悩みのヒント 実家とのつきあい


 実家とのつきあい方が夫婦の問題になってしまうことがあります。相手が自分の実家ばかりを大切にする、自分の実家や自分達の家庭をもっと大切にしてほしいというような不満です。反対に、自分が親孝行をしたいのに相手が反対する・協力してくれないと不満をもつ人もいます。具体的には、実家への訪問・仕送り・贈り物などに対する不満です。

 「親孝行はいいこと、でもそれにも限度がある」ということなのだと思います。
 親孝行はいいことです。親子仲がいいのも微笑ましいことです。それを自分のわがままや嫉妬心から反対するのはどうかと思います。まずその点を一度反省してみたほうがいいと思います。もしかしたら、自分の度量が少し小さいのかもしれません。
 でも、親孝行にも限度があります。自分達の家庭をないがしろにするようでは問題です。親子仲がいいと言ってもマザコンや共依存のような親離れ・子離れができていない関係を夫婦である相手が望まないのも当然です。それらを改めてほしいと思う気もちはよくわかります。

 とりあえずは、「こうしてほしい」とうまくお願いしてみることだと思います。
 お願いを続けても相手が応じてくれない場合には、よく話し合う必要があるでしょう。自分達の家庭・家族の大切さを再認識してもらえれば、少しは変わるのではないでしょうか。

 と言っても、相手が変わることは少ないのではないでしょうか。親子の関係は長い年月をかけてつくられています。
 もっとも、結婚したら親のことはほったらかしで、結婚相手や自分の家庭中心になる人も今は多いと思いますが。そういう相手ならこの問題のような悩みはなくてすむわけです。寂しい思いをするのは親のほうなのでしょう。

 相手がなかなか変わらない場合には、どうしたらいいでしょうか?
 相手の考え・行動が変わらないことには、自分の考え方を変えて不満を軽くできたら、と思います。1つには、「親孝行はいいこと」とやさしい気もちで相手を見ることができたらいいのですが。もう1つは、相手の「ここはしかたがない(いい所もいっぱいある)」と半分あきらめることです。ある程度は目をつぶり、文句は言わずに温かく接していい関係を保つことも大事です。
 自分の行動は自分で決めていいと思います。すべてを相手に合わせて相手の実家に尽くしてばかりでは、自分の生活がつらくなり愉しめなくなってしまいます。やれること・やってもいい思うことは喜んでやる(もしくは、「一時の事」と考えてやる)、どうしてもやりたいくないこと・やれない事情がある時にはことわることも必要です。ことわるためには勇気も必要だし、若干の不和も覚悟しなければなりません。ことわり方もうまく工夫したほうがいいでしょう。
 また、相手が自分の実家のことを気にかけてくれないと不満があるのなら、なおさら自分が自分の実家のことを気にかければいいのではないでしょうか。そういう役割分担と考えられれば、不満でイライラしなくてもすむのではないでしょうか。
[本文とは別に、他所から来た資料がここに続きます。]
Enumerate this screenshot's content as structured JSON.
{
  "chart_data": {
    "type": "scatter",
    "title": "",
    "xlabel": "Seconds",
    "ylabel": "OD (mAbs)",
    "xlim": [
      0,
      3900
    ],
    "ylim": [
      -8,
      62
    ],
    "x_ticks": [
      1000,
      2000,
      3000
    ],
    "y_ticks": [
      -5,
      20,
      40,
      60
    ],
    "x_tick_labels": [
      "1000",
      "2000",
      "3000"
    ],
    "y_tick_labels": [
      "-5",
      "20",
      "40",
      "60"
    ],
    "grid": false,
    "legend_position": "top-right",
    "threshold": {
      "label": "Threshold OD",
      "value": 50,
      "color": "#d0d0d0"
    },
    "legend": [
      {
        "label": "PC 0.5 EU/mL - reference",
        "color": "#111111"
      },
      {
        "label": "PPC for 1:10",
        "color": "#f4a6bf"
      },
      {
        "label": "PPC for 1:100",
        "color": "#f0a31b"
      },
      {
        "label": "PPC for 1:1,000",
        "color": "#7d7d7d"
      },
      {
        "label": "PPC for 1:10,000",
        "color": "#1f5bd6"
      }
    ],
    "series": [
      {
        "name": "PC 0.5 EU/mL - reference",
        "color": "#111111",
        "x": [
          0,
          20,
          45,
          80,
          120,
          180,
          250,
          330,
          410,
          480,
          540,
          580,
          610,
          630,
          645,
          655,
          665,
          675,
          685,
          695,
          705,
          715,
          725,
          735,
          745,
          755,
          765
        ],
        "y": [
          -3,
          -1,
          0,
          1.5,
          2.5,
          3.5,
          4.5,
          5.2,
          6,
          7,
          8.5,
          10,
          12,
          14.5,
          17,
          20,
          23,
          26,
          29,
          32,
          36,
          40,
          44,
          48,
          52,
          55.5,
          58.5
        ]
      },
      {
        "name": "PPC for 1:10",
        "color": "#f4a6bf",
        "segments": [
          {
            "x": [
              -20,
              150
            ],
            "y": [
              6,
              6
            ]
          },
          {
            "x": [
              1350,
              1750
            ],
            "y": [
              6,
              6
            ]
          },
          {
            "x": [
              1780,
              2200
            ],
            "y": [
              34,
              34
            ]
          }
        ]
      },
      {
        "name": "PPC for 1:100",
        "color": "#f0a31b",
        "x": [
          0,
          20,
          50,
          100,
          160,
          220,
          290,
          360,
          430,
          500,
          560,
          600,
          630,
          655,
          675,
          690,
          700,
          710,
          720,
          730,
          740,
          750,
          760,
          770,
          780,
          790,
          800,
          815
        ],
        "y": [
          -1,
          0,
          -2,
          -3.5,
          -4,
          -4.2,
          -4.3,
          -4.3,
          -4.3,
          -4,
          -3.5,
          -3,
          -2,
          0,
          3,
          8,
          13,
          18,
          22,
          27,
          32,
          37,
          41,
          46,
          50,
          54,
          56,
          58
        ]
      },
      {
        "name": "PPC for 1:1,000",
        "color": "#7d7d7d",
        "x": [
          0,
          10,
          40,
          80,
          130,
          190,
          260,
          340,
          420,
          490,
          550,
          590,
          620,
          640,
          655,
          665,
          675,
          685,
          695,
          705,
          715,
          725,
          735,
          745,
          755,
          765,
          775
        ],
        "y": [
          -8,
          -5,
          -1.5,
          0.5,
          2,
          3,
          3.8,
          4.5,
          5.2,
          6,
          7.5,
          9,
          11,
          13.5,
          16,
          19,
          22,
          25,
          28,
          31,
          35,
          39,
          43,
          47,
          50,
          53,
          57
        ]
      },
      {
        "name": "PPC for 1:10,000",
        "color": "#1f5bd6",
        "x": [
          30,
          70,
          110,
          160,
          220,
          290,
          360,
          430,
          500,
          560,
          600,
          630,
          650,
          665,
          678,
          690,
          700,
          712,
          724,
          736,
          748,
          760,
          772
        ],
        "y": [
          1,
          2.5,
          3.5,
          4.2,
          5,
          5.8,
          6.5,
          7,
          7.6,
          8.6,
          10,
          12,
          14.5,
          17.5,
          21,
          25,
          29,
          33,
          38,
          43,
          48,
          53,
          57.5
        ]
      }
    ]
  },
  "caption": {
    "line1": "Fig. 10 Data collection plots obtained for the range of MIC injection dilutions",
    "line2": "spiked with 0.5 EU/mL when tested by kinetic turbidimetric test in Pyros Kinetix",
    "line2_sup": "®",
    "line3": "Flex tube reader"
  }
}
 この問題は、自分の許容の限度の問題という気もします。
 「相手の親孝行」もしくは「このくらいはしかたがない」と考えて、相手の行動をどこまで許容できるか。「このくらいは喜んでやる」「ちょっと気が重いがこの程度はやったほうがいい」などと、自分の行動をどこまで許容できるか。許容の限度によって、問題になったりならなかったりします。許容度が小さい人にとっては、耐えられずに離婚しか考えられないのかもしれません。
 自分の許容力を高めることはやさしいことではありませんが、そういう努力するというのもこの問題への対処法の1つです。「人はハオハオ、自分もハオハオ」という考え方を身につけることをおすすめしたいと思います。
 許容力を高めた上で、自分のライフスタイルや家族観や人生観に従って、自分なりのパートナーとその家族とのつきあい方を選択できたらと思います。